“The purpose of this book is to persuade you that a libertarian society would be both free and attractive, that the institutions of private property are the machinery of freedom, making it possible, in a complicated and interdependent world, for each person to pursue his life as he sees fit.”
Though some of the examples are dated as this was originally published in 1973 and this second edition was five years later, the basic tenants of David Friedman’s “guide to a radical capitalism” are still appropriate today. In The Machinery of Freedom does a thorough job of clouding the issues surrounding Libertarianism. That’s not a bad thing as readers will come to know as complex issues are complex. Mr. Friedman successfully uses many examples to make his points.
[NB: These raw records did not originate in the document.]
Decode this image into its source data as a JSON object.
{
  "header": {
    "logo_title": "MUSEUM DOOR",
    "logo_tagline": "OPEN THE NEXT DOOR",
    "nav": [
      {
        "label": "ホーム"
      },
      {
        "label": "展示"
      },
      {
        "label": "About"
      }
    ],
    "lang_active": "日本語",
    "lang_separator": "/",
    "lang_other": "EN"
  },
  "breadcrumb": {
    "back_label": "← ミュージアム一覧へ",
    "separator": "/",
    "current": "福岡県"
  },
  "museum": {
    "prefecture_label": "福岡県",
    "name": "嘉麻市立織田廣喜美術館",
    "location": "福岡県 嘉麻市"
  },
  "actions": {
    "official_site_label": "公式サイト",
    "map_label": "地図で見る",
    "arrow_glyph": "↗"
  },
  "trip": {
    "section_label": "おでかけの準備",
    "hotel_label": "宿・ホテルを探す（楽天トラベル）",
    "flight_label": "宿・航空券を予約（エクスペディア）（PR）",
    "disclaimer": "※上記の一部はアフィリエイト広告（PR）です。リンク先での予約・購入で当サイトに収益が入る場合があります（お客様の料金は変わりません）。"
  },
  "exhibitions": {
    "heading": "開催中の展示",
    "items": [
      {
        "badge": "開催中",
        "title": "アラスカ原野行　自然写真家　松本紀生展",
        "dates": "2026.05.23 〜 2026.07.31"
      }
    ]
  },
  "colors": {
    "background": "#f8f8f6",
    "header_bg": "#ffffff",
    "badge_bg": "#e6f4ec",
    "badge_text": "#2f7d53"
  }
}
One would expect such a book to be dull and difficult to embrace, however, Friedman succeeded in an offering that is fairly easy to read for those who want to learn. Unfortunately many of the positions that are espoused have not come to the forefront and government has not only gotten bigger, it’s gotten enormous. However all is not totally lost as the Libertarian candidate for the 2012 presidential election got around 1.2 million votes for around 1%.
“The modern liberal will claim that it was state legislation, limiting hours, preventing child labor, imposing safety regulations, and otherwise violating the principle of laissez faire that brought progress. But the evidence indicates that the legislation consistently followed progress rather than preceding it. It was only when most workers were already down to a ten hour day that it became politically possible to legislate one.”
“One of the charges brought against ALCOA during the anti-trust hearings that resulted in its breakup was that it had kept competitors out of the aluminum business by keeping its prices low and by taking advantage of every possible technological advance to lower them still further.” [emphasis added]
“Politics does not run on altruism or pious intentions. Politics runs on power.”
“Special interest politics is a simple game. A hundred people sit in a circle, each with his pocket full of pennies. A politician walks around the outside of the circle, taking a penny from each person. No one minds; who cares about a penny? When he has gotten all the way around the circle, the politician throws fifty cents down in front of one person, who is overjoyed at the unexpected windfall. The process is repeated, ending with a different person. After a hundred rounds everyone is a hundred cents poorer, fifty cents richer and happy.”